Non-SGML characters

Not for 'how-to' coding questions but PHP theory instead, this forum is here for those of us who wish to learn about design aspects of programming with PHP.

Moderator: General Moderators

Post Reply
User avatar
Ambush Commander
DevNet Master
Posts: 3698
Joined: Mon Oct 25, 2004 9:29 pm
Location: New Jersey, US

Non-SGML characters

Post by Ambush Commander »

I'm all about how HTMLPurifier will always produce standards-compliant code etc etc etc but when I started feeding it interesting stuff (such as null bytes and control characters) the validator started yelling at me...
Error Line 21 column 67: non SGML character number 0.
Aghast at this gaping hole, I did some research, and it seems that while a null byte is permitted in terms of UTF-8, it is not permitted in terms of SGML (neither are 0 to 31 inclusive and 127 to 159 inclusive).

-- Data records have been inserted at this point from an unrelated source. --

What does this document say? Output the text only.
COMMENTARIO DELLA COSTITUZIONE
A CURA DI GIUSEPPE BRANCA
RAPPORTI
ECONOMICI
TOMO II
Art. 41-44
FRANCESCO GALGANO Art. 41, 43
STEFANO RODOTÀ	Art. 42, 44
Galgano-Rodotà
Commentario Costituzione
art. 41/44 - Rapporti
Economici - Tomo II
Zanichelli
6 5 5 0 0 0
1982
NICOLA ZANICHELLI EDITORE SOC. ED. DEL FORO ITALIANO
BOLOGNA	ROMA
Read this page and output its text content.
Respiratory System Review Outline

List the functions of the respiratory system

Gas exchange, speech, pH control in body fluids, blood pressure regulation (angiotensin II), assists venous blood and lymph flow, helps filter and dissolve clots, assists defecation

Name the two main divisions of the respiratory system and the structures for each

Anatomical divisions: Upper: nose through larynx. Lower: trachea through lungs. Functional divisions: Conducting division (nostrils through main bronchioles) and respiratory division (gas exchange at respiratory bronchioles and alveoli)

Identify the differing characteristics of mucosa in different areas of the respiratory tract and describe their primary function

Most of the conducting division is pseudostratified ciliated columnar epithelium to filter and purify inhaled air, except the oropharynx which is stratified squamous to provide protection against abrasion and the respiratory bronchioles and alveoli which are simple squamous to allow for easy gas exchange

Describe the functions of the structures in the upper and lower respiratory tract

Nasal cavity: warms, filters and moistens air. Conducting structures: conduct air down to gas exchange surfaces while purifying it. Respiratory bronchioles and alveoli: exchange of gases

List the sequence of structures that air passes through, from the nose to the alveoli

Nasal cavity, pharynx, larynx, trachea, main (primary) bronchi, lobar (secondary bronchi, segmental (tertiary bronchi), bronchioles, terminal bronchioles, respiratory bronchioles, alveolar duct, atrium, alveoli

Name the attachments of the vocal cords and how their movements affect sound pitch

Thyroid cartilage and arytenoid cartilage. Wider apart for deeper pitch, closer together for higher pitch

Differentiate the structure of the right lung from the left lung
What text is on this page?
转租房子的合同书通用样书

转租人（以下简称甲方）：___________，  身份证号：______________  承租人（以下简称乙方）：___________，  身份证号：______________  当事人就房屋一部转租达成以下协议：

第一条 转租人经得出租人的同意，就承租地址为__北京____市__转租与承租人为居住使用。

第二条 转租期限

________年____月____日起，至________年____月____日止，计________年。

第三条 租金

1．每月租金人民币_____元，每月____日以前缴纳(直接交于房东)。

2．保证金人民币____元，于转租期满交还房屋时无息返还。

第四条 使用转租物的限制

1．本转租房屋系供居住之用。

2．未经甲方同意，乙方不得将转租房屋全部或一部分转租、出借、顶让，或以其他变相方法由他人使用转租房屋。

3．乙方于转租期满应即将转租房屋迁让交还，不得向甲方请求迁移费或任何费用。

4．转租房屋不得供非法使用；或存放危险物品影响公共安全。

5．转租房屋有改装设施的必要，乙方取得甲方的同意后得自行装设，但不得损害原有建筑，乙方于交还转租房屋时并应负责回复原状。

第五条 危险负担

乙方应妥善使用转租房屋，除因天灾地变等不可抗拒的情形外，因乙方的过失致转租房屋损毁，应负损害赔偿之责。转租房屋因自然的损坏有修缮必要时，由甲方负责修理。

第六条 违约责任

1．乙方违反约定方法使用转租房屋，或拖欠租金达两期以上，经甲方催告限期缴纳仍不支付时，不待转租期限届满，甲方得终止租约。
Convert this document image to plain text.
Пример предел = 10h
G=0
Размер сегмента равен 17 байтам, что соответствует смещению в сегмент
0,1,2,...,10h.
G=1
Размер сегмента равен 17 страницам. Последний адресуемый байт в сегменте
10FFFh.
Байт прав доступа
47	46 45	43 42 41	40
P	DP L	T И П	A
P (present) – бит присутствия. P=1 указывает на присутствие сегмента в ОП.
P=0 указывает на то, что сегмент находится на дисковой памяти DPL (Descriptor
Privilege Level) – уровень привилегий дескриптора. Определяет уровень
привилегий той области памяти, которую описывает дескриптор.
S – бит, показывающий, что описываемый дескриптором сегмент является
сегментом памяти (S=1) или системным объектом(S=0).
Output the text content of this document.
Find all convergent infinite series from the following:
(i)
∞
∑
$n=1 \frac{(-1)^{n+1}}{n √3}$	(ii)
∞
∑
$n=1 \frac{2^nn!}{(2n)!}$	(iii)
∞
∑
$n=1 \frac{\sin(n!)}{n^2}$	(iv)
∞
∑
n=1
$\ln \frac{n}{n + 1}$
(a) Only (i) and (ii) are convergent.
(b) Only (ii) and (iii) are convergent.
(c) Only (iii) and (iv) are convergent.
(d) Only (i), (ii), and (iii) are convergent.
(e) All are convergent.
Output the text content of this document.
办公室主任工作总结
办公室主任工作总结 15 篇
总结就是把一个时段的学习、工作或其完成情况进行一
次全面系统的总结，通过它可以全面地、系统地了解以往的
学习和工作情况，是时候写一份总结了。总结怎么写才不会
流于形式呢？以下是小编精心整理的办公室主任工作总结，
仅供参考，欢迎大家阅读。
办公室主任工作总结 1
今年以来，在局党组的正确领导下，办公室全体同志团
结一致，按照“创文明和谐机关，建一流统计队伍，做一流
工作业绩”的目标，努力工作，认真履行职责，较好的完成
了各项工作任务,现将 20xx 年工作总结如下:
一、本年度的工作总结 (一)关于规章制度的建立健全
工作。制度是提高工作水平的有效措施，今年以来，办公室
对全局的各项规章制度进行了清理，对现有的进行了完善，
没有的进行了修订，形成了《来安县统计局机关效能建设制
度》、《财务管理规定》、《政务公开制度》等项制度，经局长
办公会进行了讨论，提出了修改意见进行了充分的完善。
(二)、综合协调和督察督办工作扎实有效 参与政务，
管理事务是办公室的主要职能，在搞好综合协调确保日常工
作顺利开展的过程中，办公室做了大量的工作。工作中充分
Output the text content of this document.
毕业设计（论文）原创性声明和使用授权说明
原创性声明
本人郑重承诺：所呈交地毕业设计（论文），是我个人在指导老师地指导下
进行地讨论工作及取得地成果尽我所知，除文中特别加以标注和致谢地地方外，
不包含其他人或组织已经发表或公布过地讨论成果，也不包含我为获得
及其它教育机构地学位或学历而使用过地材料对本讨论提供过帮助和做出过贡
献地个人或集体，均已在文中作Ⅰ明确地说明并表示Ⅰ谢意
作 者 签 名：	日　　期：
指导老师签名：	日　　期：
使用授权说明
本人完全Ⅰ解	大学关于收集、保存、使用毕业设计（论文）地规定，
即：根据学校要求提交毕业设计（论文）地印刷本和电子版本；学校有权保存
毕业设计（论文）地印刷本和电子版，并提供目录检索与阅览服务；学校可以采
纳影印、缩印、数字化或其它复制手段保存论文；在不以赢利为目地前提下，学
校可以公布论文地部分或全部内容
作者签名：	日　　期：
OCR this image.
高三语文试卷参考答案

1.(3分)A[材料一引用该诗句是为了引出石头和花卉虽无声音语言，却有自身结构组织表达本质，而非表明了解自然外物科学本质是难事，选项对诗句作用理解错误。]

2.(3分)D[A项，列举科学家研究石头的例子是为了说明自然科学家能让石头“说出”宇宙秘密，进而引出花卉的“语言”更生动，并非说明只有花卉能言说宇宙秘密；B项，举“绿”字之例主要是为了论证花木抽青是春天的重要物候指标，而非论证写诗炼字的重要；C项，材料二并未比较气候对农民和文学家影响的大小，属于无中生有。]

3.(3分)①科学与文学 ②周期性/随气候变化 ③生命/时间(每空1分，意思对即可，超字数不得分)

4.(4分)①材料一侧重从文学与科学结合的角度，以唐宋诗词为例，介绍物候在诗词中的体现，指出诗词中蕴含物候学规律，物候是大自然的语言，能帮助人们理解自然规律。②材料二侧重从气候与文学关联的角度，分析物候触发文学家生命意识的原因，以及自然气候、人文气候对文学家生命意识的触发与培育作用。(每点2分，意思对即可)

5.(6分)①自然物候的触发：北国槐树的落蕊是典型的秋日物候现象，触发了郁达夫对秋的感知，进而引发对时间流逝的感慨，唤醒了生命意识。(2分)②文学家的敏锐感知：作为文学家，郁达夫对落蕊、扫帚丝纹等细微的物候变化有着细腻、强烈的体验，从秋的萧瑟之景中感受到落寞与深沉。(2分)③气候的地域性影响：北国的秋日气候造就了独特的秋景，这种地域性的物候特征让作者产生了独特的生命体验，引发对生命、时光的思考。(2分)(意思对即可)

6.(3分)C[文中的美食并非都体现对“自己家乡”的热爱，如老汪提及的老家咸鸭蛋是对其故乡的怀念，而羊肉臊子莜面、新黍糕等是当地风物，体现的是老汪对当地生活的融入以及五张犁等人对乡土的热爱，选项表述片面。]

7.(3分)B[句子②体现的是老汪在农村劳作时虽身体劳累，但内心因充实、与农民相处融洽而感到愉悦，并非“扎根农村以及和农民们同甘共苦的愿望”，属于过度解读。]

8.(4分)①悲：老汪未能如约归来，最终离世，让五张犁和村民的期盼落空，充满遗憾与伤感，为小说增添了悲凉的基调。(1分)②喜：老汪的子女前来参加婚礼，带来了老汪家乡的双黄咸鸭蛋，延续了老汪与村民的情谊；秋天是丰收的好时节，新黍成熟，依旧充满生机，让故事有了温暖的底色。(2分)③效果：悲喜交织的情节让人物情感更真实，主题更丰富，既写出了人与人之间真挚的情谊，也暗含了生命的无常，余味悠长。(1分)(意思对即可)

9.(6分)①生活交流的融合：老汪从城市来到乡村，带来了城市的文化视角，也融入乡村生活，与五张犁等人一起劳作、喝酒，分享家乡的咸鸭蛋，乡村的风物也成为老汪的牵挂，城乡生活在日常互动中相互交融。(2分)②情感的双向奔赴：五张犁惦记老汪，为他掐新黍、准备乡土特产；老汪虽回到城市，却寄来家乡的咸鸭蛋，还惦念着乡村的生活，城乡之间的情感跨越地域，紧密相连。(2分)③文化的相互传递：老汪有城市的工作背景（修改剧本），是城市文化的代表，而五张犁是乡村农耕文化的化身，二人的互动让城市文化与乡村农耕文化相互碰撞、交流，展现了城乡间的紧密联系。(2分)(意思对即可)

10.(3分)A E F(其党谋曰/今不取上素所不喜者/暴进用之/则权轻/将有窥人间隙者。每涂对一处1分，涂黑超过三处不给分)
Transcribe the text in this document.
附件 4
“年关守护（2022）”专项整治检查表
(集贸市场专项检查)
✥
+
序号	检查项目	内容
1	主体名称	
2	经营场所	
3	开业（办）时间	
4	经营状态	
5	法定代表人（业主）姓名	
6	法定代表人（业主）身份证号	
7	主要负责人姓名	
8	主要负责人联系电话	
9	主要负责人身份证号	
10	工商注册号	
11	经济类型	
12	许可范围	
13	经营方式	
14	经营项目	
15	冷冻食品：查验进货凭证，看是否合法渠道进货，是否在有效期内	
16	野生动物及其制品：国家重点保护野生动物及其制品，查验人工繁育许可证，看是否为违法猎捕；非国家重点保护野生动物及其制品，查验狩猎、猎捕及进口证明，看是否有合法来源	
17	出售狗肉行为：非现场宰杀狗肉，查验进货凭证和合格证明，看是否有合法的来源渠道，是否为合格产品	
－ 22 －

However, people do use these characters as, well, characters, and in the back of my mind I'm thinking that these may be used as surrogate pairs for UTF-8 (I'm probably wrong).

For this reason, I'm not really sure what I should do about these characters after I've made sure the UTF-8 is well formed. Should I:

1. Remove all non-SGML characters
2. Replace all non-SGML characters with their corresponding numeric entities
3. Something else?

And, I also wonder, how should I go about doing these things?
User avatar
feyd
Neighborhood Spidermoddy
Posts: 31559
Joined: Mon Mar 29, 2004 3:24 pm
Location: Bothell, Washington, USA

Post by feyd »

Replace for the printable, but remove for the non-printable.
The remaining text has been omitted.